In the field of photocatalytic water splitting, the efficient utilization of solar energy is paramount. However, until now, the infrared and ultraviolet portions of the solar spectrum, which collectively constitute nearly half of the total solar energy, have remained underutilized, resulting in significant losses in solar energy utilization efficiency. Herein, we meticulously design a type-II band-aligned GaSe/ScGaSe₃ heterostructure and meticulously examine its photocatalytic capabilities through rigorous first-principles calculations. The calculation results reveal the valence band and conduction band are distributed on two opposite surfaces with a large electrostatic potential difference produced by the intrinsic dipole of the photocatalyst. This surface potential difference, acting as an auxiliary booster for photoexcited electrons, This enables the GaSe/ScGaSe₃ heterostructure to exhibit a minimal indirect band gap of 0.44 eV, ensuring effective photocatalytic water splitting reactions at all pH values under the action of the inherent electric field. Furthermore, the heterostructure possesses unique optical properties, demonstrating a high light absorption coefficient.
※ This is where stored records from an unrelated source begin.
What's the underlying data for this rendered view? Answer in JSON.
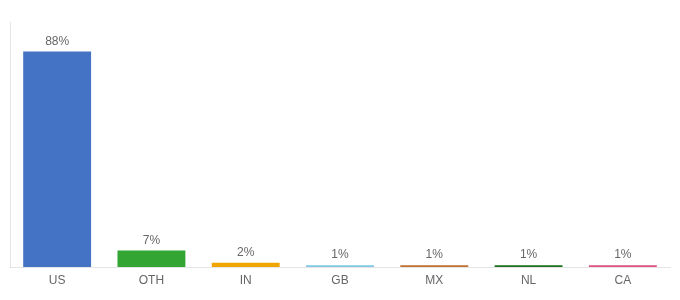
{
  "chart_data": {
    "type": "bar",
    "categories": [
      "US",
      "OTH",
      "IN",
      "GB",
      "MX",
      "NL",
      "CA"
    ],
    "values": [
      88,
      7,
      2,
      1,
      1,
      1,
      1
    ],
    "value_labels": [
      "88%",
      "7%",
      "2%",
      "1%",
      "1%",
      "1%",
      "1%"
    ],
    "colors": [
      "#4472c4",
      "#33a532",
      "#f0a500",
      "#7ec8e3",
      "#c07030",
      "#1a6e1a",
      "#e05080"
    ],
    "ylim": [
      0,
      100
    ],
    "grid": false,
    "data_labels": true,
    "tick_labels": "x"
  }
}
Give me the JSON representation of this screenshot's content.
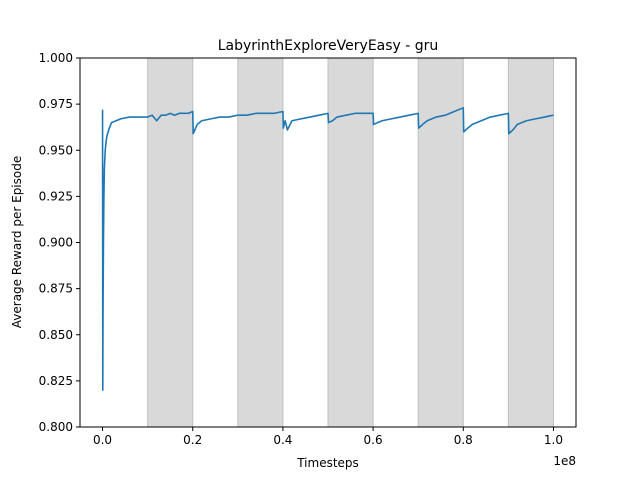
{
  "chart_data": {
    "type": "line",
    "title": "LabyrinthExploreVeryEasy - gru",
    "xlabel": "Timesteps",
    "ylabel": "Average Reward per Episode",
    "x_offset_label": "1e8",
    "xlim": [
      -0.05,
      1.05
    ],
    "ylim": [
      0.8,
      1.0
    ],
    "x_ticks": [
      0.0,
      0.2,
      0.4,
      0.6,
      0.8,
      1.0
    ],
    "x_tick_labels": [
      "0.0",
      "0.2",
      "0.4",
      "0.6",
      "0.8",
      "1.0"
    ],
    "y_ticks": [
      0.8,
      0.825,
      0.85,
      0.875,
      0.9,
      0.925,
      0.95,
      0.975,
      1.0
    ],
    "y_tick_labels": [
      "0.800",
      "0.825",
      "0.850",
      "0.875",
      "0.900",
      "0.925",
      "0.950",
      "0.975",
      "1.000"
    ],
    "shaded_regions": [
      [
        0.1,
        0.2
      ],
      [
        0.3,
        0.4
      ],
      [
        0.5,
        0.6
      ],
      [
        0.7,
        0.8
      ],
      [
        0.9,
        1.0
      ]
    ],
    "shade_color": "#d9d9d9",
    "series": [
      {
        "color": "#1f77b4",
        "x": [
          0.0,
          0.0005,
          0.001,
          0.002,
          0.003,
          0.004,
          0.006,
          0.008,
          0.01,
          0.015,
          0.02,
          0.03,
          0.04,
          0.06,
          0.08,
          0.1,
          0.11,
          0.12,
          0.13,
          0.14,
          0.15,
          0.16,
          0.17,
          0.18,
          0.19,
          0.2,
          0.201,
          0.21,
          0.22,
          0.24,
          0.26,
          0.28,
          0.3,
          0.32,
          0.34,
          0.36,
          0.38,
          0.4,
          0.401,
          0.405,
          0.41,
          0.42,
          0.44,
          0.46,
          0.48,
          0.5,
          0.501,
          0.51,
          0.52,
          0.54,
          0.56,
          0.58,
          0.6,
          0.601,
          0.61,
          0.62,
          0.64,
          0.66,
          0.68,
          0.7,
          0.701,
          0.71,
          0.72,
          0.74,
          0.76,
          0.78,
          0.8,
          0.801,
          0.81,
          0.82,
          0.84,
          0.86,
          0.88,
          0.9,
          0.901,
          0.91,
          0.92,
          0.94,
          0.96,
          0.98,
          1.0
        ],
        "y": [
          0.972,
          0.82,
          0.86,
          0.9,
          0.925,
          0.94,
          0.95,
          0.955,
          0.958,
          0.962,
          0.965,
          0.966,
          0.967,
          0.968,
          0.968,
          0.968,
          0.969,
          0.966,
          0.969,
          0.969,
          0.97,
          0.969,
          0.97,
          0.97,
          0.97,
          0.971,
          0.959,
          0.964,
          0.966,
          0.967,
          0.968,
          0.968,
          0.969,
          0.969,
          0.97,
          0.97,
          0.97,
          0.971,
          0.962,
          0.966,
          0.961,
          0.966,
          0.967,
          0.968,
          0.969,
          0.97,
          0.965,
          0.966,
          0.968,
          0.969,
          0.97,
          0.97,
          0.97,
          0.964,
          0.965,
          0.966,
          0.967,
          0.968,
          0.969,
          0.97,
          0.962,
          0.964,
          0.966,
          0.968,
          0.969,
          0.971,
          0.973,
          0.96,
          0.962,
          0.964,
          0.966,
          0.968,
          0.969,
          0.97,
          0.959,
          0.961,
          0.964,
          0.966,
          0.967,
          0.968,
          0.969
        ]
      }
    ]
  }
}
It captures an impressive 10 % to 43 % of visible and ultraviolet light, significantly enhancing the utilization efficiency of sunlight. Encouragingly, our analysis shows that the corrected solar-to-hydrogen (STH) efficiency of this heterostructure is 33.77 %, marking a tremendous leap of 346 % compared to standalone GaSe monolayers. Additionally, the application of biaxial tensile strain further boosts this efficiency to an astonishing 36.46 %. These remarkable characteristics not only emphasize the immense potential and broad application prospects of the GaSe/ScGaSe₃ heterostructure but also underscore its significance in advancing the field of photocatalytic water splitting.